Stranger, un voyage émerveillé vers un monde parallèle
Cette année est celle de la rédemption. Très discret, il s’est affairé en studio avec ses comparses de toujours Yung God et Yung Sherman. Ensemble, les Sad Boys ont conçu Stranger, une odyssée à travers l’irréel élaboré par la conscience endolorie et intoxiquée de Yung Lean. Stranger est probablement le meilleur album en date de Yung Lean. Le disque transcende sans difficulté son statut pour s’élever au rang de conte. Les productions qui parsèment le disque esquissent un monde fantaisiste que Yung Lean arpente naïvement, les yeux écarquillés, ébahi. Chaque morceau est une péripétie qui survient dans ce monde parallèle, fruit d’une imagination débordante et des effets des drogues qu’il a tant consommées.
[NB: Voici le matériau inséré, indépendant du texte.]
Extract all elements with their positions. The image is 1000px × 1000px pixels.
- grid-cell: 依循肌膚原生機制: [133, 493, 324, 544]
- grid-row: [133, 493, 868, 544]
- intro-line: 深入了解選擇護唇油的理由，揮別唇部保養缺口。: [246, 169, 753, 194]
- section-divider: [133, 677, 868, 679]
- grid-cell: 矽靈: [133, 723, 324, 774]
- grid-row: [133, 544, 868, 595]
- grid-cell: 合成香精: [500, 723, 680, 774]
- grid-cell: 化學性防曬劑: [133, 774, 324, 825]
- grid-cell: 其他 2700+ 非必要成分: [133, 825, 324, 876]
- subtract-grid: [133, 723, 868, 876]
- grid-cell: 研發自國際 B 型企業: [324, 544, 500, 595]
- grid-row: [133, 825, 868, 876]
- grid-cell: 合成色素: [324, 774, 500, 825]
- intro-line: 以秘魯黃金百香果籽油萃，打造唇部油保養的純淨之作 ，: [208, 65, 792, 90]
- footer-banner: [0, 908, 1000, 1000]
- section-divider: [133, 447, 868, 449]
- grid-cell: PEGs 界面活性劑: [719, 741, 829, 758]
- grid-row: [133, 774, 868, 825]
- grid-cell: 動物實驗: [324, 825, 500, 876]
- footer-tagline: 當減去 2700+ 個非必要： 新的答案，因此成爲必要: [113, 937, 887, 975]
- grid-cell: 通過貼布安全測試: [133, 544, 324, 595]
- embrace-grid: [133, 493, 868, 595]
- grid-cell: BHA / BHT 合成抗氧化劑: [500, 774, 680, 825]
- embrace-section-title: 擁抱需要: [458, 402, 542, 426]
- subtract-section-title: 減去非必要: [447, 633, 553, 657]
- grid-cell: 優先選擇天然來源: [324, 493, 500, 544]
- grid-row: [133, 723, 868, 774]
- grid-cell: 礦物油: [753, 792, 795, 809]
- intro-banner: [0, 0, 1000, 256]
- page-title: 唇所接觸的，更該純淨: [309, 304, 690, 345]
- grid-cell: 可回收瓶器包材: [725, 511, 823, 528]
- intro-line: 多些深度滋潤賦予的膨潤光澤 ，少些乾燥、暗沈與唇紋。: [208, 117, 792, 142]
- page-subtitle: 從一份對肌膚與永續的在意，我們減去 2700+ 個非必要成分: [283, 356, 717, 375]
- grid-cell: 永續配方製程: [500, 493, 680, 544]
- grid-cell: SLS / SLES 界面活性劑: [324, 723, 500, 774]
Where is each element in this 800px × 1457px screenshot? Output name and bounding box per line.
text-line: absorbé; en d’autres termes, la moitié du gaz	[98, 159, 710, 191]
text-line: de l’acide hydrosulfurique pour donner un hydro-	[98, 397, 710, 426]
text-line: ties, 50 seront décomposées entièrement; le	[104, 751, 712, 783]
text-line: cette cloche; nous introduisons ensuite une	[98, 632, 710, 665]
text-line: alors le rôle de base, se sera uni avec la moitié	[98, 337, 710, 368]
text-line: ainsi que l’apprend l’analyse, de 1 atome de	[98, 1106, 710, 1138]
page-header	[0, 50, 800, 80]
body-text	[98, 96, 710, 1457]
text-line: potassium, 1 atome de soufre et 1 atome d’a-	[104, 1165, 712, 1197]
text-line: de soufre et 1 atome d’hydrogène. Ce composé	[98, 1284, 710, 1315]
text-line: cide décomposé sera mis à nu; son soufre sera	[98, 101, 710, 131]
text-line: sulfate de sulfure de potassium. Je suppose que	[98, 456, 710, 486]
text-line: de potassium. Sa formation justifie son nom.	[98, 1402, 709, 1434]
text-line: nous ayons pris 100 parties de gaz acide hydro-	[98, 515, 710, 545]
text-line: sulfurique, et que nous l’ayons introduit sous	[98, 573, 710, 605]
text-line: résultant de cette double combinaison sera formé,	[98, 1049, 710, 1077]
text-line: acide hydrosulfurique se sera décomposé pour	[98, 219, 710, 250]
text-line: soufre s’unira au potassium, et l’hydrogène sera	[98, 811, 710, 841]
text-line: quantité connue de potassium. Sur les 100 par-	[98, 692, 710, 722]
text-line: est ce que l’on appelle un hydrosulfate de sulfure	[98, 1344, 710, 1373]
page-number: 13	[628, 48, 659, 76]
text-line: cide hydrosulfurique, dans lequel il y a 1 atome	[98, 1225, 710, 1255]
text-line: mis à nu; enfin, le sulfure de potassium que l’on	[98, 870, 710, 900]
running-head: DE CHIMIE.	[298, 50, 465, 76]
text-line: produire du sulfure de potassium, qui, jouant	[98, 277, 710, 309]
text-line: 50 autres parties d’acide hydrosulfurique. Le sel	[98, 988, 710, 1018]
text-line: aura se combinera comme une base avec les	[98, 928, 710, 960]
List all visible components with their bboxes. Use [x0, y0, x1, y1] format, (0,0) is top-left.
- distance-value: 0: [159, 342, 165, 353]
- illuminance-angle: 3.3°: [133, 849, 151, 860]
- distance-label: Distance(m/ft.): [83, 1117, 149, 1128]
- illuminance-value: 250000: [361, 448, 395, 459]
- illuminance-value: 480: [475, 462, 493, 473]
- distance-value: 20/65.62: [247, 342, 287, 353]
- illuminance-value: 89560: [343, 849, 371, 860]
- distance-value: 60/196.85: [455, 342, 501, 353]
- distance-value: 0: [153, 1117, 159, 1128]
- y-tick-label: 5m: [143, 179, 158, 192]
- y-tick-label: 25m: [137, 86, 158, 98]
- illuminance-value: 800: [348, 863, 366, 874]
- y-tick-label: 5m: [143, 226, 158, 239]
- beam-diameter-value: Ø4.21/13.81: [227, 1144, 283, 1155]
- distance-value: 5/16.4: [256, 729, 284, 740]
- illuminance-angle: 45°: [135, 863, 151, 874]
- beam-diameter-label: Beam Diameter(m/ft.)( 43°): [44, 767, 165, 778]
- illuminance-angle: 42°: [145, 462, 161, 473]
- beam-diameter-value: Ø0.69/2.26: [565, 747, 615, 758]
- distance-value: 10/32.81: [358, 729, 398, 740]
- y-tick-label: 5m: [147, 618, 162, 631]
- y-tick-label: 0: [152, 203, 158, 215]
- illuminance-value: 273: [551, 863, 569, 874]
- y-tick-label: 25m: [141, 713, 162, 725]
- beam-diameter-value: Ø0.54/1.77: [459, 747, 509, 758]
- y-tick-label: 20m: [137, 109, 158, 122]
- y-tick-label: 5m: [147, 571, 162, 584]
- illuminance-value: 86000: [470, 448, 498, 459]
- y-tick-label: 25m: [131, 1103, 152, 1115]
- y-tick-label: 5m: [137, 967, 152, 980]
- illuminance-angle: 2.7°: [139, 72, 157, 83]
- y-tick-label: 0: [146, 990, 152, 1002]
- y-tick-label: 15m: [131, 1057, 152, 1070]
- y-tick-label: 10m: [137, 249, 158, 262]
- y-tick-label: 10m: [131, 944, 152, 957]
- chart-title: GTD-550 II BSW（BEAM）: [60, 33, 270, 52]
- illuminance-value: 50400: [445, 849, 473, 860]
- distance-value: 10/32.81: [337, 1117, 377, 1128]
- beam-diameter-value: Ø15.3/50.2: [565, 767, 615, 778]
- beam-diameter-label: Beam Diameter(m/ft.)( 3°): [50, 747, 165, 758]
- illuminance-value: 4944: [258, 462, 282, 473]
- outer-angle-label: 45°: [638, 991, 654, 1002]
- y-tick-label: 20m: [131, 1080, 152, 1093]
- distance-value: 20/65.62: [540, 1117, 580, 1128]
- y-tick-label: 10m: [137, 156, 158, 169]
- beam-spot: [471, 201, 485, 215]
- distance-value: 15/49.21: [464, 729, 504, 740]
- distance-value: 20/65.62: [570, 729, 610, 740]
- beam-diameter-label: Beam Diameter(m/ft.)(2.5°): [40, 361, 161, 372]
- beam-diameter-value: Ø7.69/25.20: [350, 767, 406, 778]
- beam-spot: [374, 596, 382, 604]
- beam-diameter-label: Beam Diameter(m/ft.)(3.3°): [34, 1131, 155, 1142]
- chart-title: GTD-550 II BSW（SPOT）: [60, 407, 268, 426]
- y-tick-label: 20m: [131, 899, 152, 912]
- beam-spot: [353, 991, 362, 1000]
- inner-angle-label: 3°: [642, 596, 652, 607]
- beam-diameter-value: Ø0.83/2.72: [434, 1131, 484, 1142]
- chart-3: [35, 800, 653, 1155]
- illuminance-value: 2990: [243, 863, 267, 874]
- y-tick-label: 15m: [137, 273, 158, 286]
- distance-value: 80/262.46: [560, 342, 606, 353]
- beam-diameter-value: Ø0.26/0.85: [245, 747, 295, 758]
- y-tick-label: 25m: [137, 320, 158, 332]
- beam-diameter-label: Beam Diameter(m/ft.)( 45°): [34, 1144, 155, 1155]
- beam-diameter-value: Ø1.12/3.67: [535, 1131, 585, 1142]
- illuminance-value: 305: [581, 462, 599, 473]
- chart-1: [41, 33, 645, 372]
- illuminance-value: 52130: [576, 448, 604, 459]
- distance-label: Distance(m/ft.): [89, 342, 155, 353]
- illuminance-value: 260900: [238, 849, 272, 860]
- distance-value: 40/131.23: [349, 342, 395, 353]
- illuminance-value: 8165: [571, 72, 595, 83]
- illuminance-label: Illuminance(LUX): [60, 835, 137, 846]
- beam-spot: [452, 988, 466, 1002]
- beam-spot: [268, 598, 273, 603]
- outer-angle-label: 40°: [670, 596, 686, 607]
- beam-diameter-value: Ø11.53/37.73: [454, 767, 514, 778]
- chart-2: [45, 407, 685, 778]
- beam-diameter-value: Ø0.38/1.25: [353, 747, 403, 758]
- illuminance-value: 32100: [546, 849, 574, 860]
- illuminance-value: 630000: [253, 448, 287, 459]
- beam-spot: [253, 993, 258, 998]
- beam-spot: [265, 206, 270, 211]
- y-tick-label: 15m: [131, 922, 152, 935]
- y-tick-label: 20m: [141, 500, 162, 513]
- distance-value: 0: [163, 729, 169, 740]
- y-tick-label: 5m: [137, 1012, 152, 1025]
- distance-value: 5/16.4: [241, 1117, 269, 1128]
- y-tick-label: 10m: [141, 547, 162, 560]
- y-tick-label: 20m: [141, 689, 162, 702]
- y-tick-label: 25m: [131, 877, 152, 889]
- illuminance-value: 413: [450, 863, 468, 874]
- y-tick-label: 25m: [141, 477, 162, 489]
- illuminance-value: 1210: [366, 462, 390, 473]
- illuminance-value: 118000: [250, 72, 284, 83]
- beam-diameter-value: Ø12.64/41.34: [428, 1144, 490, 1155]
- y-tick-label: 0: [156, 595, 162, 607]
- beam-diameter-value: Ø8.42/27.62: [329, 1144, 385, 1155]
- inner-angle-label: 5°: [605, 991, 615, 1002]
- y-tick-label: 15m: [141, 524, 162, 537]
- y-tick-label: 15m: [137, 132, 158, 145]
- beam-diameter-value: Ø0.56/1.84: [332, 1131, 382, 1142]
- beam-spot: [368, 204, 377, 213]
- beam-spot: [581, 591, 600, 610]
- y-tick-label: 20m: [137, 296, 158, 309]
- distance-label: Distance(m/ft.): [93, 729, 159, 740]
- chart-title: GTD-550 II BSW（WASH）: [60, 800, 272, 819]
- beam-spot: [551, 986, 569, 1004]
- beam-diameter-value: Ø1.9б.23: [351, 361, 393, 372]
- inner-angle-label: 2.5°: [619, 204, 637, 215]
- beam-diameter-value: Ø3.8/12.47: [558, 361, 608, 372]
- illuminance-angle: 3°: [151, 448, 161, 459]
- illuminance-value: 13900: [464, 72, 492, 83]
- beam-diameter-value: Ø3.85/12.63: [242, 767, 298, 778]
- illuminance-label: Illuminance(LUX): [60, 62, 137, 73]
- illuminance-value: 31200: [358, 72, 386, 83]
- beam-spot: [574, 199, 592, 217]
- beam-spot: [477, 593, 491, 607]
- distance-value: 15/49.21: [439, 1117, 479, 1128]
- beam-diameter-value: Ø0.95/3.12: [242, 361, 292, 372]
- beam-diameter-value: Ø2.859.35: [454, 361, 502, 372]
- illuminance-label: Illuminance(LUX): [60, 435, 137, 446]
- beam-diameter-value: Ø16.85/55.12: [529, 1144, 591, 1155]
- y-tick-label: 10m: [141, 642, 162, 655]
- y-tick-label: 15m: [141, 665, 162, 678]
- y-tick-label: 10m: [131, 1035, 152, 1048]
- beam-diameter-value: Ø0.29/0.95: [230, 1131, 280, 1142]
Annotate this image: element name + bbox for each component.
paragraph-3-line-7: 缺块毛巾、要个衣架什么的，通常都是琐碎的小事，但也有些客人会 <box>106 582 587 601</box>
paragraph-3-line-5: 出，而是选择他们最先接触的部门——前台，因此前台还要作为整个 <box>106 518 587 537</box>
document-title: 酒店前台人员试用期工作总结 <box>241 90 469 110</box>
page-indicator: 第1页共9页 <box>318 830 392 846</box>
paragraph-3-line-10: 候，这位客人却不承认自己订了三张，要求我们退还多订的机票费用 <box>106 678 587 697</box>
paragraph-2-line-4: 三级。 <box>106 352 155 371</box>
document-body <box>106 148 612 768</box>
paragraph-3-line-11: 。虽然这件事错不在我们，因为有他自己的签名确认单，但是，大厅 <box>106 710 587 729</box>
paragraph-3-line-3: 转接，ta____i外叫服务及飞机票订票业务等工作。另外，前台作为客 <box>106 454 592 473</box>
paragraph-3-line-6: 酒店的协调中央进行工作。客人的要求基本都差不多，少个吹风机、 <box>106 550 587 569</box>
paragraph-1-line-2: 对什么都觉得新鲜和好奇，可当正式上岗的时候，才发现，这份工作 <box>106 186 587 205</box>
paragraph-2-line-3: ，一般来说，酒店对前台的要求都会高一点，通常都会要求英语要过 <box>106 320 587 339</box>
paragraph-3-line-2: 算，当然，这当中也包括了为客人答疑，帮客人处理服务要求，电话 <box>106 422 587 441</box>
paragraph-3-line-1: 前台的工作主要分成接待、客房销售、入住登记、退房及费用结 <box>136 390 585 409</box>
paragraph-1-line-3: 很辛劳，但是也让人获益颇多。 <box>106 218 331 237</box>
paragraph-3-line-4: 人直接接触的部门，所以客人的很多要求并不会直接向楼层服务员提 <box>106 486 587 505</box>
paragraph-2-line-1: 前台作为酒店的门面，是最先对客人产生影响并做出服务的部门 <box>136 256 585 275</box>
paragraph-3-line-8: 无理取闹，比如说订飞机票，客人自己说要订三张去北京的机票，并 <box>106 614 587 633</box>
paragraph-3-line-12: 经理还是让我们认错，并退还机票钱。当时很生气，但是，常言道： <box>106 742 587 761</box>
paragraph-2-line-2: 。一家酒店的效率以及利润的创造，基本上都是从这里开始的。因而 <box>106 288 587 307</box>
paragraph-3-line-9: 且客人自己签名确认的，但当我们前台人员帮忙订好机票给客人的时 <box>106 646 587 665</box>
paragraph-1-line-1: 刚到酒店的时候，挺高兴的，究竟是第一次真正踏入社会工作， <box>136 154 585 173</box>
Yung Lean est le Lewis Carroll de notre temps : si Les Aventures d’Alice aux pays des merveilles devaient paraître au cinéma aujourd’hui, Stranger en serait assurément la meilleure des bandes originales. Il est aussi Alice qui, en entrant dans le terrier du lapin qu’elle poursuivait, a poussé les portes du fantastique, du féérique, de l’irréel. Immergé dans ce monde ne répondant à aucune logique, il se pose en spectateur : jamais sa voix, ses flows ou encore son chant ne prennent le pas sur l’univers musical. Le chant, d’ailleurs, parlons-en. Dans une interview pour le magazine Dazed parue le 7 novembre, Yung Lean révèle au détour d’une question qu’il ne sait même plus s’il fait encore du hip-hop aujourd’hui. Cette déclaration est curieuse quand on sait que le rap d’aujourd’hui plus que jamais tend à ressembler à la musique des Sad Boys. Les membres de la GothBoiClique, articulée autour de Lil Peep, en sont probablement les premiers disciples.
Quoi qu’il en soit, dès que Yung Lean met de côté le rap pour se consacrer au chant il devient infiniment émotionnel et extrêmement déchirant. Par sa voix anesthésiée, il épouse parfaitement les contours des productions afin de nous délivrer des moments épiques. Sur Red Bottom Sky, le premier single de l’album, il chante son amour tout en distillant sa patte, indissociable de sa musique : son incurable tristesse. Vers la fin de l’album, il se met à nu en abandonnant le rap pour ne plus rien dissimuler. Agony, avant-dernier morceau du projet, est pétri de peur, de douleur et de cette incurable tristesse que le chant timoré de Yung Lean exacerbe au plus haut point. Yellowman, morceau de fermeture, répond au morceau précédent en s’ouvrant sur un refrain lyrique.
Par cet album, Yung Lean a voulu verbaliser son appartenance à un monde parallèle au nôtre. Stranger décrit un homme qui a fui la réalité bien trop amère à son égard. Il se réfugie dans cette tour d’ivoire au détour d’un verre de lean, d’alcool ou encore d’une session studio. Reclus, il semble avoir fait le deuil de la perte de Barron et nous livre une musique apaisée, mûre, dans laquelle la prépondérance du chant donne une nouvelle dimension à un artiste aussi bouleversant que bouleversé.